Venue: Central Library

» More information
By popular demand, the The Radical Imagination Project, the Ecology Action Centre, the Nova Scotia Public Interest Research Group (NSPIRG), and Peace and Democracy are co-sponsorring a special free Halifax screening of THIS CHANGES EVERYTHING on November 16 at 6pm, followed by a panel discussion featuring Catherine Abreu (Ecology Action Centre), Catherine Martin (Nancy's Chair in Women's Studies, MSVU), and Kiki Wood (Canadian Youth Climate Coalition).

Directed by Avi Lewis and produced in conjunction with Lewis' partner Naomi Klein's bestselling book of the same name, This Changes Everything is an urgent dispatch on climate change that eschews the abstract and rhetorical in favour of the personal and immediate. With Klein serving as narrator and guide, the film explores how our violent disregard for our planet has endangered both it and ourselves — and how resisting this abuse and opposing the forces that propagate it can have a profound — even revolutionary — impact upon the makeup of our society.

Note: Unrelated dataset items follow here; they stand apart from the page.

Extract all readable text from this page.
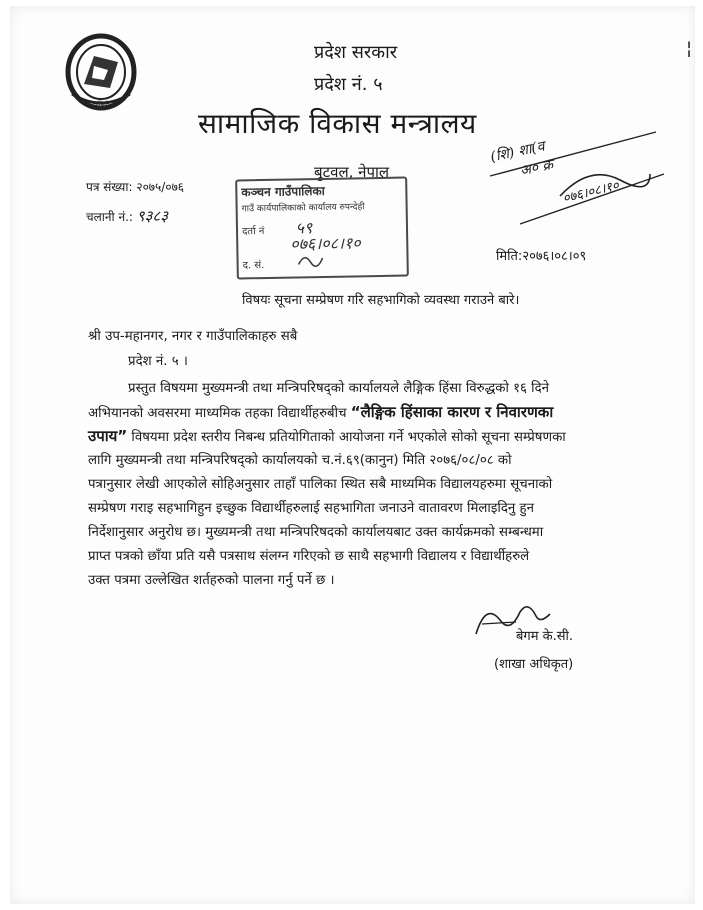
लुम्बिनी
प्रदेश सरकार
प्रदेश नं. ५
सामाजिक विकास मन्त्रालय
बुटवल, नेपाल
पत्र संख्या: २०७५/०७६
चलानी नं.: ९३८३
कञ्चन गाउँपालिका
गाउँ कार्यपालिकाको कार्यालय रुपन्देही
दर्ता नं ५९
०७६।०८।१०
द. सं.
(शि) शा(व
अ० क्र
०७६।०८।१०
मिति:२०७६।०८।०९
विषयः सूचना सम्प्रेषण गरि सहभागिको व्यवस्था गराउने बारे।
श्री उप-महानगर, नगर र गाउँपालिकाहरु सबै
प्रदेश नं. ५ ।
प्रस्तुत विषयमा मुख्यमन्त्री तथा मन्त्रिपरिषद्को कार्यालयले लैङ्गिक हिंसा विरुद्धको १६ दिने
अभियानको अवसरमा माध्यमिक तहका विद्यार्थीहरुबीच “लैङ्गिक हिंसाका कारण र निवारणका
उपाय” विषयमा प्रदेश स्तरीय निबन्ध प्रतियोगिताको आयोजना गर्ने भएकोले सोको सूचना सम्प्रेषणका
लागि मुख्यमन्त्री तथा मन्त्रिपरिषद्को कार्यालयको च.नं.६९(कानुन) मिति २०७६/०८/०८ को
पत्रानुसार लेखी आएकोले सोहिअनुसार ताहाँ पालिका स्थित सबै माध्यमिक विद्यालयहरुमा सूचनाको
सम्प्रेषण गराइ सहभागिहुन इच्छुक विद्यार्थीहरुलाई सहभागिता जनाउने वातावरण मिलाइदिनु हुन
निर्देशानुसार अनुरोध छ। मुख्यमन्त्री तथा मन्त्रिपरिषदको कार्यालयबाट उक्त कार्यक्रमको सम्बन्धमा
प्राप्त पत्रको छाँया प्रति यसै पत्रसाथ संलग्न गरिएको छ साथै सहभागी विद्यालय र विद्यार्थीहरुले
उक्त पत्रमा उल्लेखित शर्तहरुको पालना गर्नु पर्ने छ ।
बेगम के.सी.
(शाखा अधिकृत)
¦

Central to the film's analysis is the role that certain mythologies play in shaping how we view and think about the world. In Klein's account, the Enlightenment belief that nature is a machine that can be retooled and reprogrammed to suit our needs has now been buttressed (or appropriated) by the corollary beliefs of modern-day free-market worshippers, who contend that the exchange of cash is the only significant type of relationship between human beings, and that we are all inherently selfish and incapable of altruism.

As the film progresses these theories are debated and refuted, not simply through theoretical discussions or ideological counterpoints, but through evidence gleaned from individual cases. These range from ranchers in Montana dealing with floods and an oil spill to grandmothers in Greece protesting the arrival of a Canadian gold-processing complex; from fishermen in India rejecting a coal-fired power plant to migrant workers in Fort McMurray (twenty-first-century Canada's answer to the French Foreign Legion) drowning their sorrows. Filmed on several continents over a period of three years, driven throughout by hope, This Changes Everything argues that the greatest crisis we have ever faced also offers us the opportunity to address and correct the inhumane systems that have created it.